皆さんは、総数400をも超えるサンリオキャラクター達の中で、最もファンシーかつ、最も力強くデザインされたキャラクターが何か、ご存知だろうか。

それは、

ゾウ自転車である。

サンリオ公式サイト(https://www.sanrio.co.jp/characters/zoujitensha/)より引用


どう考えても悪ふざけにしか思えないが、れっきとしたサンリオキャラクターだ。

しかし、控えめに言って怖過ぎる。

まず名前。愛称とかではなく本当にゾウ自転車なのだ。

"ゾウ自転車"という名前で定義付けられたこいつは、自転車から降りた瞬間に「ゾウ」と「自転車」になってしまう。アイデンティティの喪失はキャラにとって死だ。逆説的に言って、一度も自転車から降りたことがないのではないだろうか?飯を食らう時も、トイレに行く時も、恋人と映画館に行く時も常に𝑹𝑰𝑫𝑬 𝑶𝑵。そんな異常者。

生まれた時から、いや母象の腹の中にいた時から自転車に乗っていたのだろう。そして、深い愛情を受け、すくすくと育ち、比例するように大きくなる自転車。まさに怪物である。

おそらく、"自転車"に見える部分は我々で言う"骨"か"爪"に近い器官なのではないだろうか。あるいは鹿の角や、亀の甲羅に近いものなのかもしれない。タンパク質やカルシウムで構成され、体内の主要な器官を守る鎧であり、素早い移動で獲物を追い詰める矛でもある。

自転車が赤いのは文字通り"血が通っているから"か。

ところで、なぜ生き物には車輪的機構を持つものがいないのかご存知だろうか。これには様々な説があるのだが、一つに「車輪はデコボコした道に弱いから」という理由が挙げられている。
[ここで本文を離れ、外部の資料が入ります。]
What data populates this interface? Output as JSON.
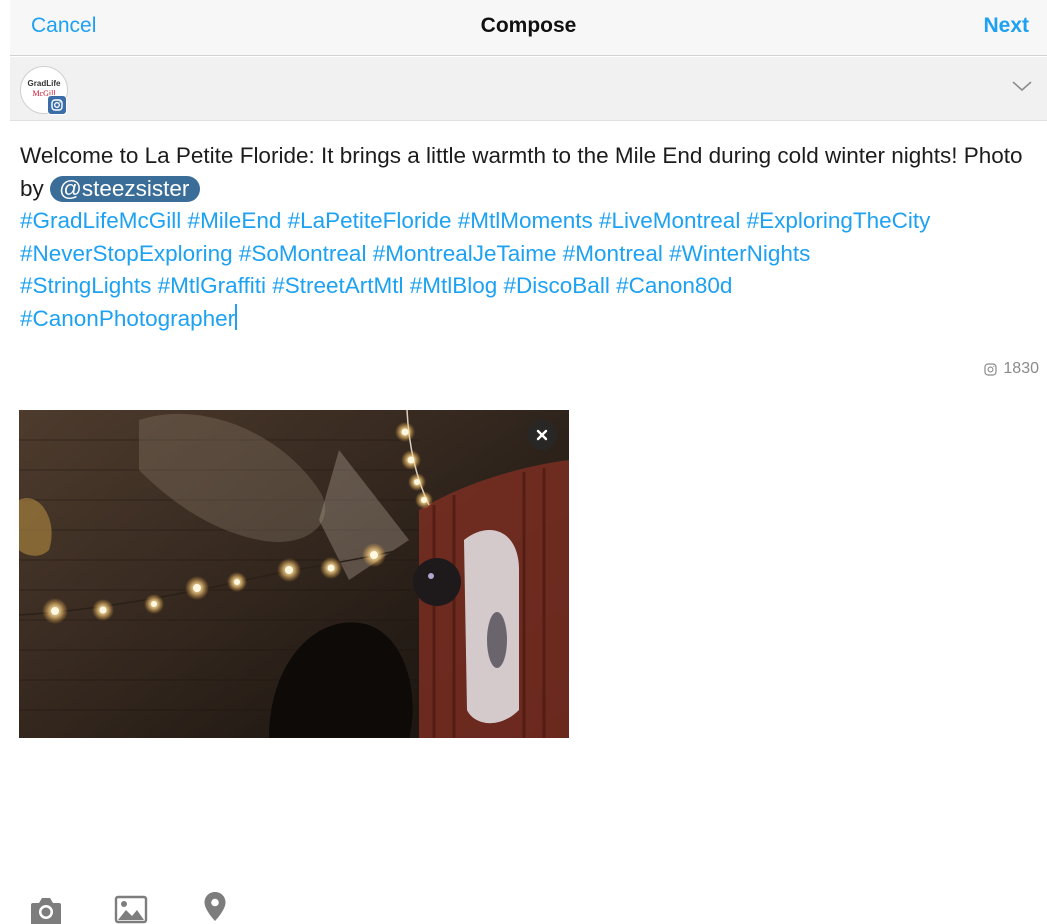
{
  "header": {
    "cancel_label": "Cancel",
    "title": "Compose",
    "next_label": "Next"
  },
  "account": {
    "avatar_line1": "GradLife",
    "avatar_line2": "McGill"
  },
  "compose": {
    "text_intro": "Welcome to La Petite Floride: It brings a little warmth to the Mile End during cold winter nights! Photo by ",
    "mention": "@steezsister",
    "hashtags_line1": "#GradLifeMcGill #MileEnd #LaPetiteFloride #MtlMoments #LiveMontreal #ExploringTheCity",
    "hashtags_line2": "#NeverStopExploring #SoMontreal #MontrealJeTaime #Montreal #WinterNights",
    "hashtags_line3": "#StringLights #MtlGraffiti #StreetArtMtl #MtlBlog #DiscoBall #Canon80d",
    "hashtags_line4": "#CanonPhotographer"
  },
  "char_count": "1830",
  "icons": {
    "chevron": "chevron-down-icon",
    "counter": "instagram-icon",
    "remove": "close-icon",
    "camera": "camera-icon",
    "gallery": "image-icon",
    "location": "location-pin-icon"
  },
  "colors": {
    "accent": "#1da1f2",
    "mention_bg": "#3a6d98",
    "toolbar_icon": "#7d7d7d"
  }
}
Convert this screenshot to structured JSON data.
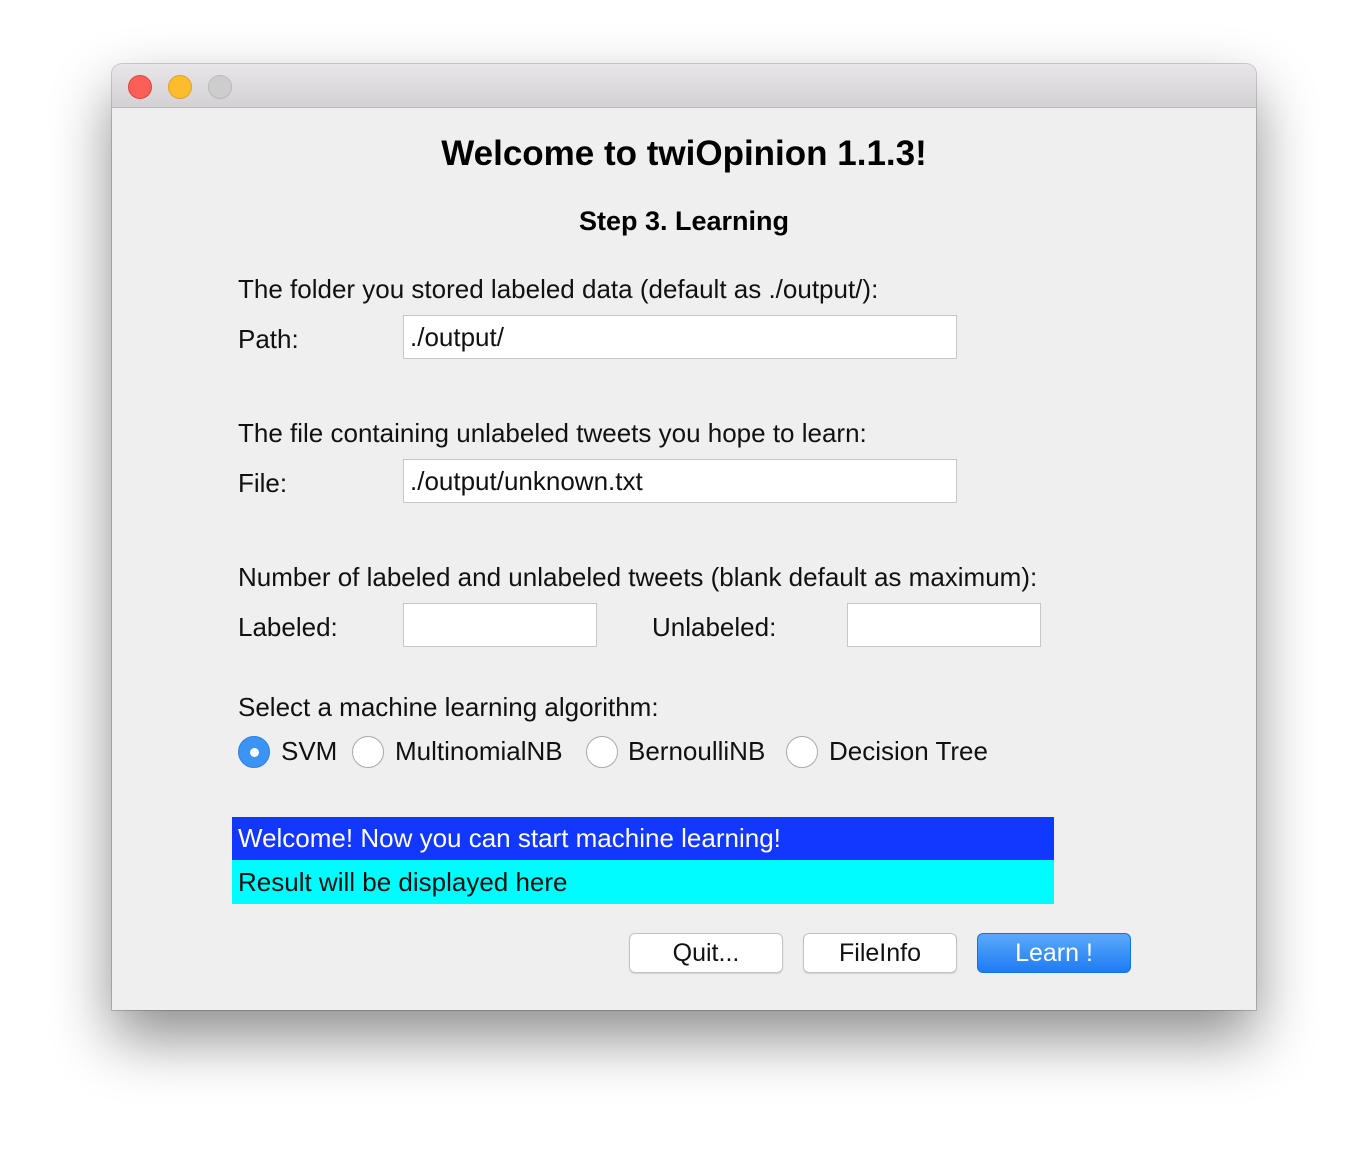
{
  "window": {
    "title_text": "Welcome to twiOpinion 1.1.3!",
    "step_text": "Step 3. Learning"
  },
  "folder_section": {
    "heading": "The folder you stored labeled data (default as ./output/):",
    "path_label": "Path:",
    "path_value": "./output/"
  },
  "file_section": {
    "heading": "The file containing unlabeled tweets you hope to learn:",
    "file_label": "File:",
    "file_value": "./output/unknown.txt"
  },
  "count_section": {
    "heading": "Number of labeled and unlabeled tweets (blank default as maximum):",
    "labeled_label": "Labeled:",
    "labeled_value": "",
    "unlabeled_label": "Unlabeled:",
    "unlabeled_value": ""
  },
  "algorithm_section": {
    "heading": "Select a machine learning algorithm:",
    "options": [
      {
        "label": "SVM",
        "selected": true
      },
      {
        "label": "MultinomialNB",
        "selected": false
      },
      {
        "label": "BernoulliNB",
        "selected": false
      },
      {
        "label": "Decision Tree",
        "selected": false
      }
    ]
  },
  "status": {
    "message": "Welcome! Now you can start machine learning!",
    "result": "Result will be displayed here",
    "message_bg": "#1237ff",
    "result_bg": "#00fcff"
  },
  "buttons": {
    "quit": "Quit...",
    "fileinfo": "FileInfo",
    "learn": "Learn !"
  },
  "colors": {
    "accent": "#3b94f4",
    "close_light": "#fc5f57",
    "minimize_light": "#fdbc2e",
    "zoom_light": "#cdcdcd"
  }
}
たしかに、自然界は凹凸だらけだ。そこら中に砂利が転がっていたり、ぬかるんでいたり、到底車輪で移動出来たものではない。

そう、ありのままの野生の中では、ゾウ自転車のような生物は発生し得ないのだ。
つまりゾウ自転車は人間が舗装した道路を活用して便利に生活出来るよう適応進化した、新生物だということがわかる。

人間がさき、ゾウ自転車があと。

ところで、類人猿は「笑う生物」と言われる。中でも人類は、円滑なコミュニケーションのために表情筋を進化させた唯一の生物である。
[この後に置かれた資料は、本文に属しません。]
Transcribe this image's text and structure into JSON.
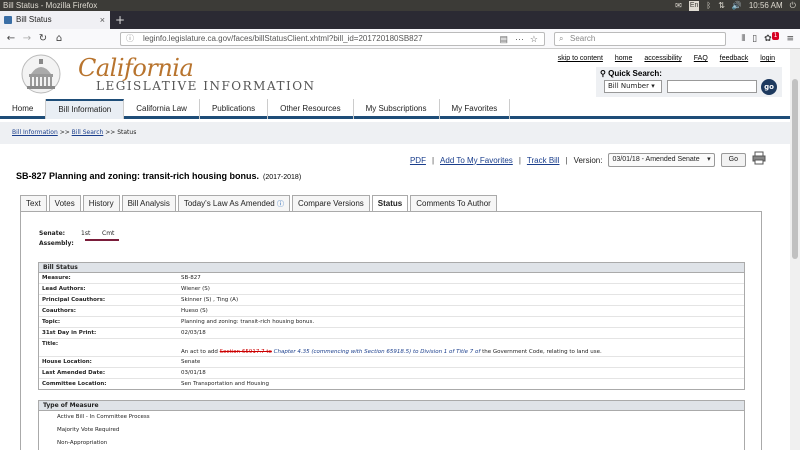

しかし見てくれ、ゾウ自転車も表情が豊かだ。とてもいい顔で笑っている。この事実も、ゾウ自転車が人間社会に溶け込んで、人と意思疎通し生活していることを裏付けている。

考えてみれば、ゾウ自転車は明らかに人間社会に適合している。白のロンTにグリーンのパンツを合わせ、おしゃれな帽子まで備えている。これは完全に猥褻物陳列罪を気にかけており、法令遵守意識の表れだ。
サンリオワールドにおいて、ゾウ自転車は人間の隣人として共に生きているのかもしれない。

名誉人類


しかし実際問題、ゾウ自転車と共存することは可能なのだろうか?
"世界最小のゾウ"と呼ばれるボルネオピグミーゾウですら、成体では体長1.5〜2.6m、体重2500kgと、人間に比べてかなり大きい。自転車の速度平均は15km/hであるとされているが、もし仮に、2.5トンの物質が時速15kmで移動した場合、その運動エネルギーは22050[J]となる。9mm口径のピストルの威力が約450[J]と言われているので、その50倍だ。大砲である。

しかもこれは最小のゾウを想定した場合であるし、自転車はもっと早く移動することが出来る。まさに"動く交通事故"と言えるだろう。おそらくサンリオワールドでは軽車両に分類されている。もはやゾウ自転車は自転車に乗ったゾウではなく、ゾウを乗せた自転車なのかもしれない。

本体はチャリ?


さて、ここまでゾウ自転車について考察を交えながら紹介してきたが、実際、具体的なことはなにもわかっていないのだ。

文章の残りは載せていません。